New York policymakers are advancing a proposal often described as a tax on “out-of-towners,” aimed at owners of high-value second homes in New York City who do not use those properties as their primary residence. Supporters say the measure could generate significant public revenue and help address housing affordability pressures, while critics warn it may affect investment activity in the city’s luxury real estate market.
The proposal centers on a pied-à-terre tax, which would apply to residential properties valued above $5 million that are owned by individuals whose primary residence is outside the city. Officials estimate the surcharge could raise roughly $500 million annually and affect about 13,000 properties if implemented.
How the Proposed Tax Would Work
Under the framework currently under discussion, the tax would apply to non-primary residences such as condominiums, co-ops, and small residential buildings used as secondary homes. Properties regularly occupied by the owner, family members, or full-time tenants would generally be exempt from the surcharge.

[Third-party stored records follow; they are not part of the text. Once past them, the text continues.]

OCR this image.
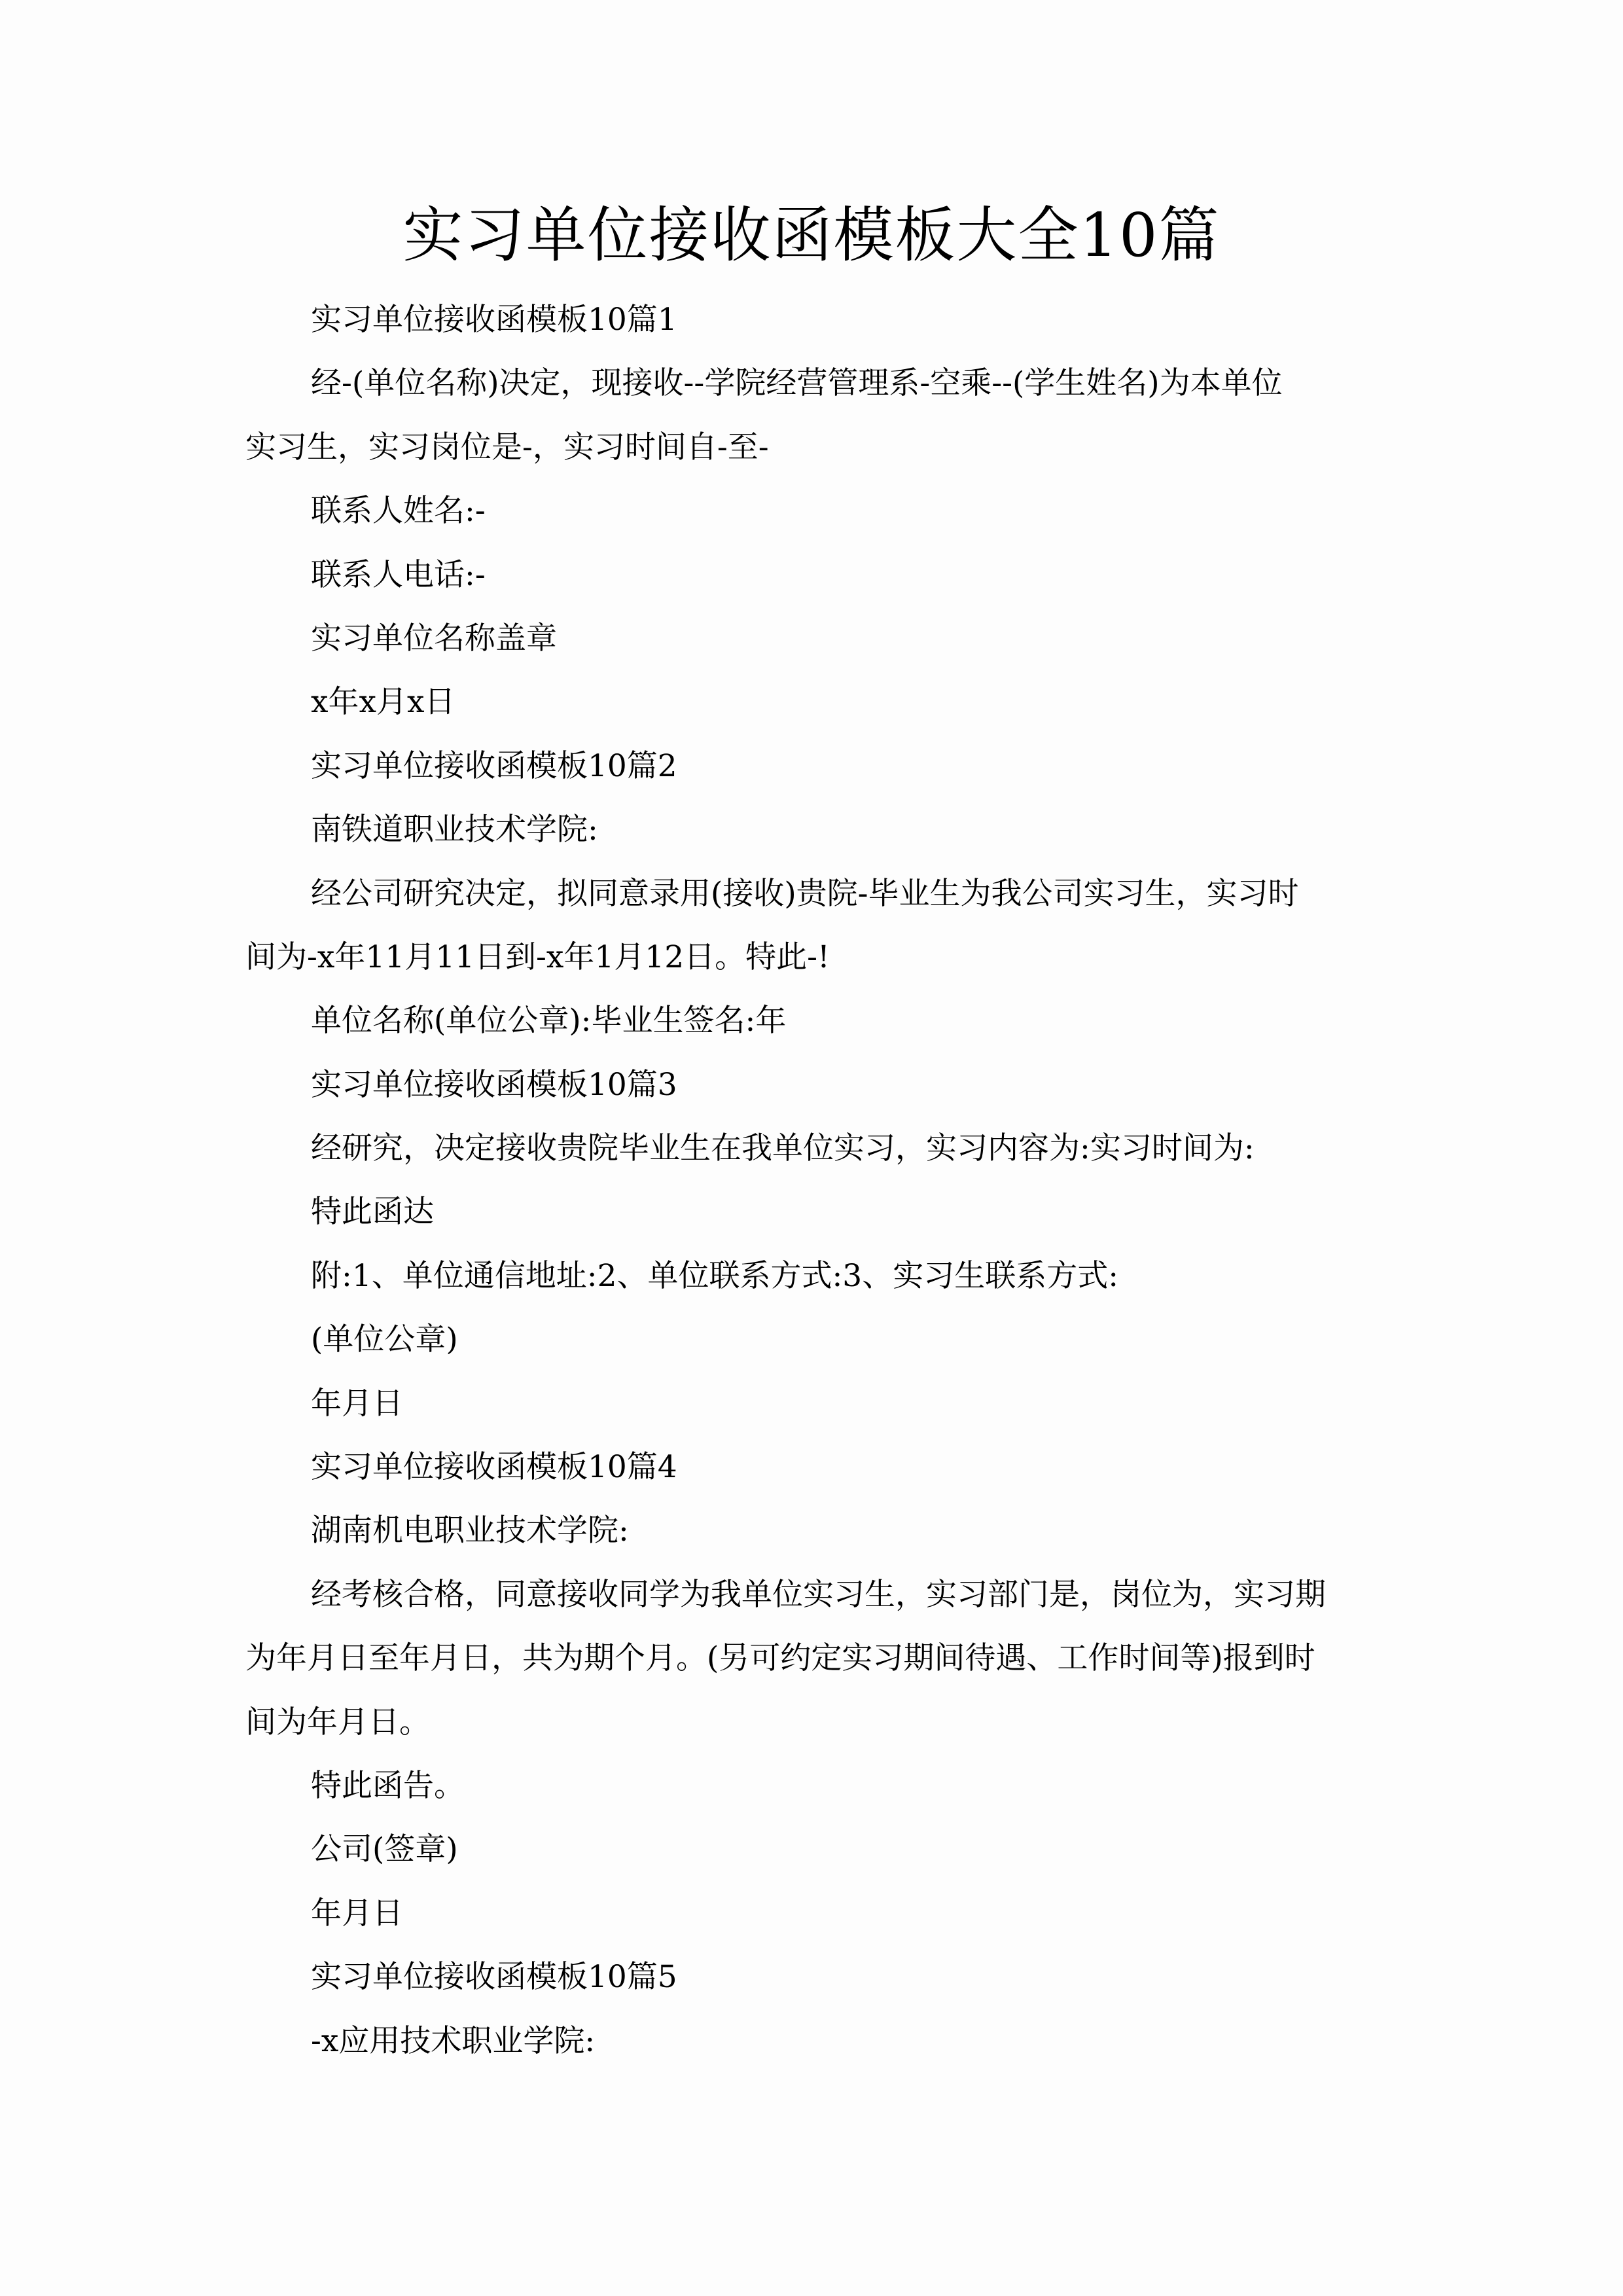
实习单位接收函模板大全10篇
实习单位接收函模板10篇1
经-(单位名称)决定，现接收--学院经营管理系-空乘--(学生姓名)为本单位
实习生，实习岗位是-，实习时间自-至-
联系人姓名:-
联系人电话:-
实习单位名称盖章
x年x月x日
实习单位接收函模板10篇2
南铁道职业技术学院:
经公司研究决定，拟同意录用(接收)贵院-毕业生为我公司实习生，实习时
间为-x年11月11日到-x年1月12日。特此-!
单位名称(单位公章):毕业生签名:年
实习单位接收函模板10篇3
经研究，决定接收贵院毕业生在我单位实习，实习内容为:实习时间为:
特此函达
附:1、单位通信地址:2、单位联系方式:3、实习生联系方式:
(单位公章)
年月日
实习单位接收函模板10篇4
湖南机电职业技术学院:
经考核合格，同意接收同学为我单位实习生，实习部门是，岗位为，实习期
为年月日至年月日，共为期个月。(另可约定实习期间待遇、工作时间等)报到时
间为年月日。
特此函告。
公司(签章)
年月日
实习单位接收函模板10篇5
-x应用技术职业学院:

The measure specifically targets owners who maintain a second residence in New York City but live elsewhere for tax purposes. Because the city already imposes local income tax only on residents, policymakers say the surcharge is intended to ensure part-time homeowners contribute more toward municipal services.
Analysts note that similar second-home surcharges have appeared in other states, reflecting a growing national trend toward taxing non-primary residences to help fund housing programs and infrastructure.
Why Policymakers Support the Proposal
Supporters argue that luxury second homes often remain vacant for large portions of the year, reducing available housing supply in high-demand neighborhoods. Officials say the surcharge could encourage some owners to rent units full-time or sell unused properties, increasing housing availability.
The policy is also part of a broader effort to address New York City’s multibillion-dollar budget gap while limiting tax increases on primary residents. City leaders have framed the proposal as a targeted contribution from wealthier property owners rather than a broad property-tax increase affecting most homeowners.
Concerns From Real Estate Industry Groups
Real estate organizations and investment analysts warn that taxes targeting second homes can influence buyer behavior in global cities. Some critics argue the proposal could reduce demand for luxury condominiums and discourage international investment.
A fiscal analysis cited by city officials suggests the tax might generate less revenue than initially projected if property owners respond by converting units into rentals, selling properties, or relocating ownership structures. Estimates now suggest potential revenue could fall closer to $340 million to $380 million annually, depending on behavioral changes.
Industry observers point to similar policies in cities like London and Vancouver, where taxes on vacant or second homes altered ownership patterns and transaction activity in high-end housing markets.
Potential Effects on the Housing Market
Housing economists say the proposed surcharge could influence several segments of New York City’s real estate market:
Luxury condo demand
Some nonresident buyers may reconsider purchasing secondary residences if carrying costs increase significantly.
Rental supply
Owners may convert rarely used apartments into full-time rentals to avoid the surcharge, potentially increasing available inventory.
Investment strategy
Institutional and international investors may shift toward primary-residence properties or markets with lower ownership taxes.
However, analysts note that most primary homeowners would not be affected by the measure because the tax targets only non-primary residences above a specific value threshold.
A Growing National Policy Trend
The proposed New York surcharge reflects a broader shift in housing policy across major global cities. Governments increasingly view second-home taxes as tools to:
- raise municipal revenue
- discourage vacant luxury housing
- increase rental supply
- improve affordability in dense urban markets
Similar policies have already been introduced in several jurisdictions across North America and Europe.
What Comes Next
As of 2026, the proposal remains under negotiation as part of broader state budget discussions. Lawmakers are continuing to debate final rate structures, exemptions, and implementation details before any surcharge becomes law.
If enacted, the measure would represent one of the most significant policy changes affecting nonresident ownership of New York City residential property in recent years. Analysts say the outcome could influence both luxury housing demand and investment strategies across the city’s high-value neighborhoods.